29 Nov
Major veterinary group, which funded the analysis, has now outlined plans for a new project that it hopes will ultimately make practices safer.
A vet and academic has warned of a “drastic need” for reform to the sector’s attitude towards workplace injuries amid fears some harms are being downplayed as “everyday norms”.
A newly published study has urged practice leaders to be highly cautious about their own injury statistics because of a “wide-ranging perception of risk” around the issue.
A major veterinary group, which funded the analysis, has now outlined plans for a new project that it hopes will ultimately make practices safer.
But research leader John Tulloch, a veterinary public health lecturer at the University of Liverpool, described the findings of the latest paper, published in the journal Occupational Medicine, as both “startling and complex”.
He added: “They highlight a profession in drastic need of change in culture and personal attitudes, with respect to injury prevention and mitigation.”
The warning is based on a survey that ran from December 2022 until March last year, in which 740 participants submitted complete responses across a range of practice roles.
Although overall 38% said there were no injuries they would not report to an employer, the figures for specific role groups ranged from just 19% among both equine and production animal vets to 64% for workers in administrative roles.
However, more than one-quarter of all vets (26%), compared to 18% of all participants, said they would not report injuries they considered to be minor – a figure that rose to 31% among production animal vets and 43% for equine clinicians.
The researchers said the results showed veterinary work-related injury was a “complex and nuanced concept” based on varying cultures of risk and injury expectation within different areas of practice work.
They particularly highlighted a tendency for needlestick injuries to go unreported because they were perceived as minor, self-attributed and not a cause of lasting pain as “concerning”.
The paper added: “Fostering a work culture that supports ‘ownership’ of an injury at a local level is most likely to be successful in creating meaningful change in attitude and behaviour.”
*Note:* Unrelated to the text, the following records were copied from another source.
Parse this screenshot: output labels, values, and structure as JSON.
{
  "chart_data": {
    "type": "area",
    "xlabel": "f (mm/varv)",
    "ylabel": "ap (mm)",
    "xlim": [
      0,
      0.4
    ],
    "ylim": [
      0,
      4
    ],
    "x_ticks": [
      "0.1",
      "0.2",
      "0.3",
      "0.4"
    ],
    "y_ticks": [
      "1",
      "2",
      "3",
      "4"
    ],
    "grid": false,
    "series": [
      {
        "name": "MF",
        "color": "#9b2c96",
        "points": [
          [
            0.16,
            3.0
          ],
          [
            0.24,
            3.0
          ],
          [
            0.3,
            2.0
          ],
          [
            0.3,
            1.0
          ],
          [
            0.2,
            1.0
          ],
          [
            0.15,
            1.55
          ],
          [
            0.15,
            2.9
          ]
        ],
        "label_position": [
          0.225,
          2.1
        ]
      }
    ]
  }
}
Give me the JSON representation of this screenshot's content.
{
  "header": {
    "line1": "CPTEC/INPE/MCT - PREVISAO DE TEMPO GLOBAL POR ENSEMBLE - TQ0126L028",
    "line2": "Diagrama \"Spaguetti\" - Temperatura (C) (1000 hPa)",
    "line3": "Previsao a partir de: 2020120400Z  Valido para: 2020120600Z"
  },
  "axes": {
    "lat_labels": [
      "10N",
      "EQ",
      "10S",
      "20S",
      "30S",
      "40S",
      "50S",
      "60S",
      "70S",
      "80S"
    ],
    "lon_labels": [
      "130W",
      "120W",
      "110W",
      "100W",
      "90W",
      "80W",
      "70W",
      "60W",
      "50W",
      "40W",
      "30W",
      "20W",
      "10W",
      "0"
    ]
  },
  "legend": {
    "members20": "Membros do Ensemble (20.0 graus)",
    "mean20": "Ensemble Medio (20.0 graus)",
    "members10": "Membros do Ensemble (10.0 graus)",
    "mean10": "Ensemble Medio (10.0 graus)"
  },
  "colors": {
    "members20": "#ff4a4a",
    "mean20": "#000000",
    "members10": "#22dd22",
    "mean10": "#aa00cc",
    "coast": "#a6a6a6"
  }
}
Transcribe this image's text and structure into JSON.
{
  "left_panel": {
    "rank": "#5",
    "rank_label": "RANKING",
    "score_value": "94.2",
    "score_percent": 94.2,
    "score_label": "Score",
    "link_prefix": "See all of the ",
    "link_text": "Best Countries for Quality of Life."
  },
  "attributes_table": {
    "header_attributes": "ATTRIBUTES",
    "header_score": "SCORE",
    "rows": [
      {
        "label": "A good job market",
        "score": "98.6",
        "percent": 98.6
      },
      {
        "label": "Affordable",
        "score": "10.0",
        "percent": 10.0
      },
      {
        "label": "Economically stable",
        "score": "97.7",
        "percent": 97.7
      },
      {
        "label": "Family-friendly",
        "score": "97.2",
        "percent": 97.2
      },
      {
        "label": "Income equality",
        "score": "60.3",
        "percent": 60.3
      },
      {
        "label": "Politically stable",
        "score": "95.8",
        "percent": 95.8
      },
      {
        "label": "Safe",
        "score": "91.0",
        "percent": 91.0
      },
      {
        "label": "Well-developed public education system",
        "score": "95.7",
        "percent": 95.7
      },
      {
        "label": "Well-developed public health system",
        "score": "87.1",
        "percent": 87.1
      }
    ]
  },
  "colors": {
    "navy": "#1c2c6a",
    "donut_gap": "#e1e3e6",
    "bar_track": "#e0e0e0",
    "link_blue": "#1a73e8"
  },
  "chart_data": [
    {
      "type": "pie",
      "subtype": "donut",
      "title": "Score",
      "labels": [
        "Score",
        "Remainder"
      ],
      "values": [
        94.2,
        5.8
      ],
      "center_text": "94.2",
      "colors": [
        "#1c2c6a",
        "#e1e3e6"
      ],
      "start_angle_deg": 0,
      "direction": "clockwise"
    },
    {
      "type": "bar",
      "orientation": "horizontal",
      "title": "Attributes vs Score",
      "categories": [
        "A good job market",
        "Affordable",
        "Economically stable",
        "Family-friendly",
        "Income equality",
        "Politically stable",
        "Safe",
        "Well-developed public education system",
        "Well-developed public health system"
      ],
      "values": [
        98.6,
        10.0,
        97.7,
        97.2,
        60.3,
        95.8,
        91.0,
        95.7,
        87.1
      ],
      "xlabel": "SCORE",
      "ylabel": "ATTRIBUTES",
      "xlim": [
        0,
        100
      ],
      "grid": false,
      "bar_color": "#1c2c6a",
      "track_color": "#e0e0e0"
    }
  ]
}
The research was funded through a grant of nearly £75,000 from the CVS Group’s Clinical Research Awards programme, with the survey distributed to UK staff.
The group plans to use the results to develop a range of educational tools, which it expects to be ready by next summer, intended to help facilitate behavioural change through an increased focus on injury awareness and prevention.
Current RCVS day one competences include a requirement for vets to know both their own and their employer’s responsibilities in areas including health and safety legislation.
The BVA’s policy position on good veterinary workplaces also encourages practices to “promote a culture of active engagement with health and safety matters, support good practice and challenge unsafe practices”.
But despite those requirements and initiatives, Dr Tulloch said injuries in veterinary practice were “often avoidable”.
CVS clinical research director Imogen Schofield added: “Using these findings, we will be able to develop and strengthen injury prevention measures through safety policy, education, and training.
“We anticipate that this project will result in safer workplaces within the wider veterinary community and, indirectly, in improved animal treatment through a fitter, healthier and safer profession.”